On July 15, 2011 we will all meet in Vienna, and hold the first-ever CAFA meeting as a satellite meeting of ISMB 2011. This will be the fifth Automated Function Prediction meeting we have been holding since 2005. Only this time, there won’t just be the usual talks and posters, there will be the results of a very interesting experiment. The International Society for Computational Biology is generously hosting our meeting, and judging by the response we are getting so far, we will need one of the larger halls.

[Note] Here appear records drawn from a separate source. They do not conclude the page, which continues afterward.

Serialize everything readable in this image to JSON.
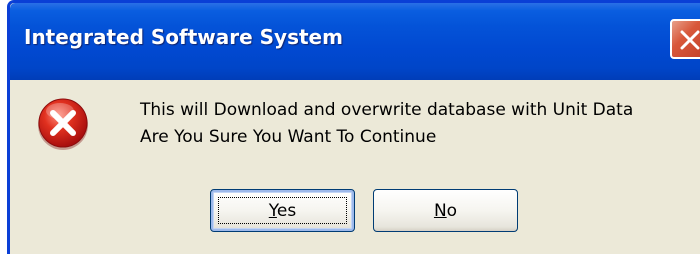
{
  "window": {
    "title": "Integrated Software System"
  },
  "message": {
    "line1": "This will Download and overwrite database with Unit Data",
    "line2": "Are You Sure You Want To Continue"
  },
  "buttons": {
    "yes": {
      "mnemonic": "Y",
      "rest": "es"
    },
    "no": {
      "mnemonic": "N",
      "rest": "o"
    }
  },
  "icons": {
    "close": "close-icon",
    "error": "error-icon"
  },
  "colors": {
    "titlebar": "#0453d8",
    "window_bg": "#ece9d8",
    "error_red": "#d81e1e",
    "close_red": "#d8583a"
  }
}
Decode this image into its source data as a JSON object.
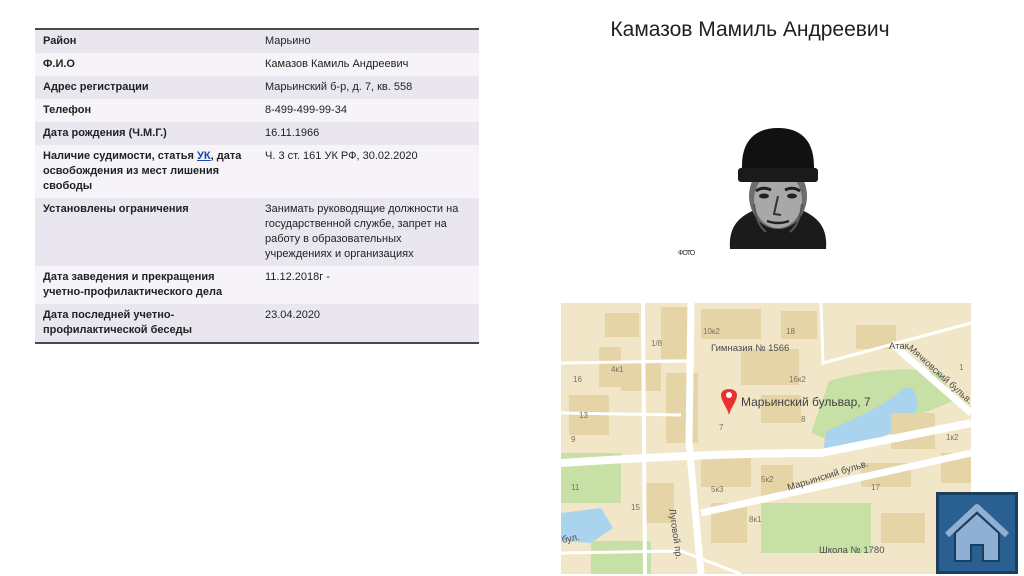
{
  "person_name": "Камазов Мамиль Андреевич",
  "table": {
    "rows": [
      {
        "key": "Район",
        "value": "Марьино"
      },
      {
        "key": "Ф.И.О",
        "value": "Камазов Камиль Андреевич"
      },
      {
        "key": "Адрес регистрации",
        "value": "Марьинский б-р, д. 7, кв. 558"
      },
      {
        "key": "Телефон",
        "value": "8-499-499-99-34"
      },
      {
        "key": "Дата рождения (Ч.М.Г.)",
        "value": "16.11.1966"
      },
      {
        "key_prefix": "Наличие судимости, статья ",
        "key_link": "УК",
        "key_suffix": ", дата освобождения из мест лишения свободы",
        "value": "Ч. 3 ст. 161 УК РФ, 30.02.2020"
      },
      {
        "key": "Установлены ограничения",
        "value": "Занимать руководящие должности на государственной службе, запрет на работу в образовательных учреждениях и организациях"
      },
      {
        "key": "Дата заведения и прекращения учетно-профилактического дела",
        "value": "11.12.2018г -"
      },
      {
        "key": "Дата последней учетно-профилактической беседы",
        "value": "23.04.2020"
      }
    ]
  },
  "photo_caption": "ФОТО",
  "map": {
    "address_marker": "Марьинский бульвар, 7",
    "labels": {
      "school_1566": "Гимназия № 1566",
      "school_1780": "Школа № 1780",
      "atak": "Атак",
      "boulevard": "Марьинский бульв.",
      "myachkovsky": "Мячковский бульв.",
      "lugovoy": "Луговой пр.",
      "b10k2": "10к2",
      "b16k2": "16к2",
      "b18": "18",
      "b4k1": "4к1",
      "b1_8": "1/8",
      "b5k3": "5к3",
      "b5k2": "5к2",
      "b13": "13",
      "b7": "7",
      "b1": "1",
      "b8": "8",
      "b1k2": "1к2",
      "b16": "16",
      "b9": "9",
      "b11": "11",
      "b15": "15",
      "b17": "17",
      "b8k1": "8к1",
      "bul": "бул."
    },
    "colors": {
      "background": "#f1e7c8",
      "building": "#e4d4a6",
      "green": "#c7e0a6",
      "water": "#aad3ee",
      "road": "#ffffff",
      "pin": "#e8322d"
    }
  },
  "home_button": {
    "icon": "home-icon",
    "color": "#2a5f92"
  }
}
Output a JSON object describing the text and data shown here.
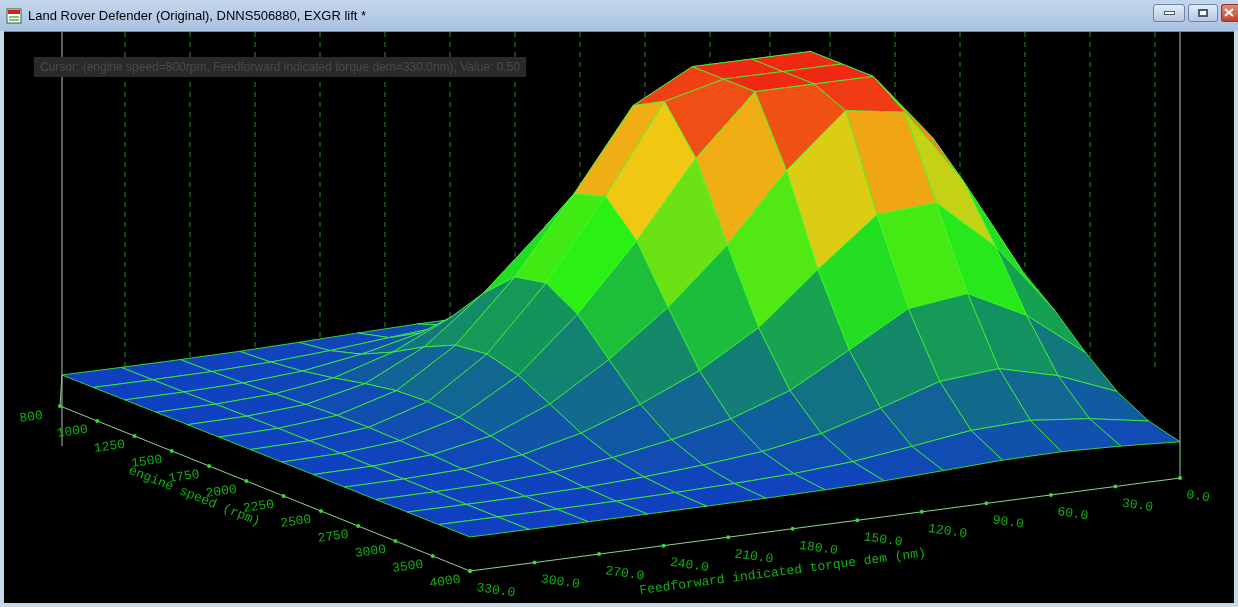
{
  "window": {
    "title": "Land Rover Defender (Original), DNNS506880, EXGR lift *"
  },
  "cursor_readout": "Cursor: (engine speed=800rpm, Feedforward indicated torque dem=330.0nm), Value: 0.50",
  "surface_plot": {
    "x_axis": {
      "title": "engine speed (rpm)",
      "ticks": [
        "800",
        "1000",
        "1250",
        "1500",
        "1750",
        "2000",
        "2250",
        "2500",
        "2750",
        "3000",
        "3500",
        "4000"
      ]
    },
    "y_axis": {
      "title": "Feedforward indicated torque dem (nm)",
      "ticks": [
        "330.0",
        "300.0",
        "270.0",
        "240.0",
        "210.0",
        "180.0",
        "150.0",
        "120.0",
        "90.0",
        "60.0",
        "30.0",
        "0.0"
      ]
    }
  }
}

Learn more at If computational protein function prediction is your thing, join the CAFA challenge. If you are just an interested observer, keep an eye on the site. In any case, please spread the word.  Finally, if your company wants some publicity, get in touch! We could use the sponsorship ^_^

Acknowledgements: I would like to thank the CAFA co-organizers, Michal Linial and Predrag Radivojac. The CAFA steeering committee: Burkhard Rost, Steven Brenner, Patsy Babbitt and Christine Orengo for supporting us, keeping us on the straight and narrow and for incredibly useful and insightful suggestions.  Sean Mooney and Amos Bairoch for hashing out the assessment.  Tal Ronnen-Oron and the rest of Sean Mooney’s group for setting up the CAFA website. The International Society for Computational Biology for sponsoring us. The community of computational function predictors that have participated in and supported past meetings on computational function prediction, the research groups that have registered to CAFA so far, and those that will register soon :)  Finally, Inbal Halperin-Landsberg for coining the name CAFA. I apologize in advance if I left someone out.


Godzik, A., Jambon, M., & Friedberg, I. (2007). Computational protein function prediction: Are we making progress? Cellular and Molecular Life Sciences, 64 (19-20), 2505-2511 DOI: 10.1007/s00018-007-7211-y

Share and Enjoy:
  • Fark
  • Digg
  • Technorati
  • StumbleUpon
  • Facebook
  • Reddit
  • Twitter
  • FriendFeed
  • PDF
  • email
  • Print
  • Google Bookmarks

6 Responses to “Protein Function: how do we know that we know what we know?”

  1. Farhat says:

    Shouldn’t that be an ‘exponentially increasing gap’ in the figure caption?

  2. widdowquinn says:

    Fantastic! Exactly what’s needed.

  3. cement_head says:

    Are there any plans to deal with the multifunction aspect of proteins? I’m thinking in terms of the “experimentally” verified?

    Looks like a really good effort.

  4. Iddo says:

    We are using GO as the annotation standard. If a protein is found to have more than one GO term associated with it, then predicting the a subset or the full complement of GO terms will raise the prediction score. The rules are available here:

  5. shwu says:

    cement_head brings up an interesting point. Computational methods can detect multiple functions in a protein in parallel, while experimental verification of function would presumably be done serially (if multiple experiments are even done, once an initial function is discovered) and so the additional functions would take much longer to be identified. We have to start assessing somewhere, but some “wrong” predictions may simply be “ahead of their time”.

    Are there ways people use to probe protein function experimentally that allow for identification of multiple functions in a single set of experiments (without strict hypotheses about what those functions might be)?

  6. Iddo says:

    Well, the most obvious is ligand-binding assays can detect multiple affinities (at different binding constants) of different ligands. This does not necessarily mean that all the ligands bound are physiological, and sometimes that does not even matter e.g. in the case of testing for a good pharmaceutical binder. So we may characterize a protein as “ATP binder” but also as “caffeine binder” (per example).

    Taking it one step further, high throughput catalytic assays can check for catalysis of said ligands, at different Kcat constants. Again, checking only for an enzymatic aspect of function, without previous hypotheses.

    But the same assays cannot be used to, say, test for physiological functions. Y2h or a protein array be used for discovering protein-protein interactions. This can inform us of the physiological aspects — again, no strict hypotheses, but usually no deep conclusions either.